De rechtbank heeft in het bijzonder het volgende in aanmerking genomen.
Verdachte heeft zich schuldig gemaakt aan het voorhanden hebben van een ploertendoder, pepperspray en centraalvuur knalpatronen, zijnde verboden wapens op grond van de Wet wapens en munitie.
Door rechters wordt op grond van oriëntatiepunten die bij de bestraffing van feiten als deze worden gehanteerd doorgaans een geldboete opgelegd. De rechtbank acht in dit geval echter een taakstraf meer passend, gelet op de persoonlijke financiële omstandigheden van verdachte.
De rechtbank heeft tevens in aanmerking genomen dat verdachte, blijkens het hem betreffende uittreksel uit de justitiële documentatie, eerder onherroepelijk is veroordeeld voor soortgelijke strafbare feiten.
De rechtbank zal aan verdachte naast een taakstraf van na te noemen duur een gevangenisstraf voor de duur van de tijd die verdachte in verzekering heeft doorgebracht opleggen.
De rechtbank komt daarbij tot een taakstraf van kortere duur dan gevorderd door de officier van justitie.

Toepassing van wetsartikelen

De rechtbank heeft gelet op de artikelen 22c, 22d en 57 van het Wetboek van Strafrecht en de artikelen 13, 26 en 55 van de Wet wapens en munitie, zoals deze artikelen golden ten tijde van het bewezenverklaarde.

Uitspraak

De rechtbank

Verklaart het onder 1 en 2 ten laste gelegde bewezen, te kwalificeren en strafbaar zoals voormeld en verdachte daarvoor strafbaar.
Verklaart niet bewezen hetgeen aan verdachte meer of anders is ten laste gelegd dan het bewezen verklaarde en spreekt verdachte daarvan vrij.
Veroordeelt verdachte tot:

een gevangenisstraf voor de duur van 2 dagen.

Beveelt dat de tijd door de veroordeelde voor de tenuitvoerlegging van deze uitspraak in verzekering doorgebracht, bij de uitvoering van de opgelegde gevangenisstraf, geheel in mindering zal worden gebracht.

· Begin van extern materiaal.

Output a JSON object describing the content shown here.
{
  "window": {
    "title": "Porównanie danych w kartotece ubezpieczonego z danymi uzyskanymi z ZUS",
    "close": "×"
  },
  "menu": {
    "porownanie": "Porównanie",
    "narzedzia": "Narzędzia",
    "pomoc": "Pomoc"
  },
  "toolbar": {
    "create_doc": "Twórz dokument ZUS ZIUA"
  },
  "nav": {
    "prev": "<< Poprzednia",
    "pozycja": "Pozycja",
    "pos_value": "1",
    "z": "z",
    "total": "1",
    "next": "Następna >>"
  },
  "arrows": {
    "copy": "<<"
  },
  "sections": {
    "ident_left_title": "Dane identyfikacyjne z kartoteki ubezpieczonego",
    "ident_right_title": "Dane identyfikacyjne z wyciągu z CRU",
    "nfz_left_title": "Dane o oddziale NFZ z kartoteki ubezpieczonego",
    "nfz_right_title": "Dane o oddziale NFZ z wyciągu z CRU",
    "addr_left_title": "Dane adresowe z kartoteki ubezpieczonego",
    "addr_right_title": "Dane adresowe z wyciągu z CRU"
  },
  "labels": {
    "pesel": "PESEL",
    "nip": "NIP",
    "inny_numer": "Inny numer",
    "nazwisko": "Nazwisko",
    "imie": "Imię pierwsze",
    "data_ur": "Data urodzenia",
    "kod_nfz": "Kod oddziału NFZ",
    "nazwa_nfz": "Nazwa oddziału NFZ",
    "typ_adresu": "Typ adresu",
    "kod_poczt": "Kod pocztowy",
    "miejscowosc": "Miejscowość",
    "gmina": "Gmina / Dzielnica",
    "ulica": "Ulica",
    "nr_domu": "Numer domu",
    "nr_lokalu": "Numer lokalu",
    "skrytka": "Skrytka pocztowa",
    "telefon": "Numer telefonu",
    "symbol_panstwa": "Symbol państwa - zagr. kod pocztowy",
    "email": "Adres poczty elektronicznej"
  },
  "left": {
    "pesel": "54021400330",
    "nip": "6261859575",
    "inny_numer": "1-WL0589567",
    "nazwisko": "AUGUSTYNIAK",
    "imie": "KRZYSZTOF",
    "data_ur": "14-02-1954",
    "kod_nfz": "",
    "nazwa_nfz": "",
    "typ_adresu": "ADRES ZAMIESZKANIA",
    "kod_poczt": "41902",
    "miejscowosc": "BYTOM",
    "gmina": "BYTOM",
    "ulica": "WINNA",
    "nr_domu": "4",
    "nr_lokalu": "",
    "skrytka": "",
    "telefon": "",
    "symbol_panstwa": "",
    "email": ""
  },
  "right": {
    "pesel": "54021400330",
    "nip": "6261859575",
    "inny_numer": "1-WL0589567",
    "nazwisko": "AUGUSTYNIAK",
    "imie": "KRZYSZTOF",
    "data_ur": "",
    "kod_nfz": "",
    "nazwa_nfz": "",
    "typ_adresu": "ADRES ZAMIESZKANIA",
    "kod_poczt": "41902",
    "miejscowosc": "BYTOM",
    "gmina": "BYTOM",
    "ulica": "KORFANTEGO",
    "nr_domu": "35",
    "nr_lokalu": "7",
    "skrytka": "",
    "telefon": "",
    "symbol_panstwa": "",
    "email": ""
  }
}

een taakstraf voor de duur van 40 uren.

Beveelt dat voor het geval de veroordeelde de taakstraf niet naar behoren verricht, vervangende hechtenis voor de duur van 20 dagen zal worden toegepast.
Dit vonnis is gewezen door mr. A.H.M. Dölle, voorzitter, mr. J.V. Nolta en mr. M.B. de Wit, rechters, bijgestaan door W. Brandsma, griffier, en uitgesproken ter openbare terechtzitting van deze rechtbank op 6 juni 2017.
Mr. Nolta en de griffier zijn buiten staat dit vonnis mede te ondertekenen.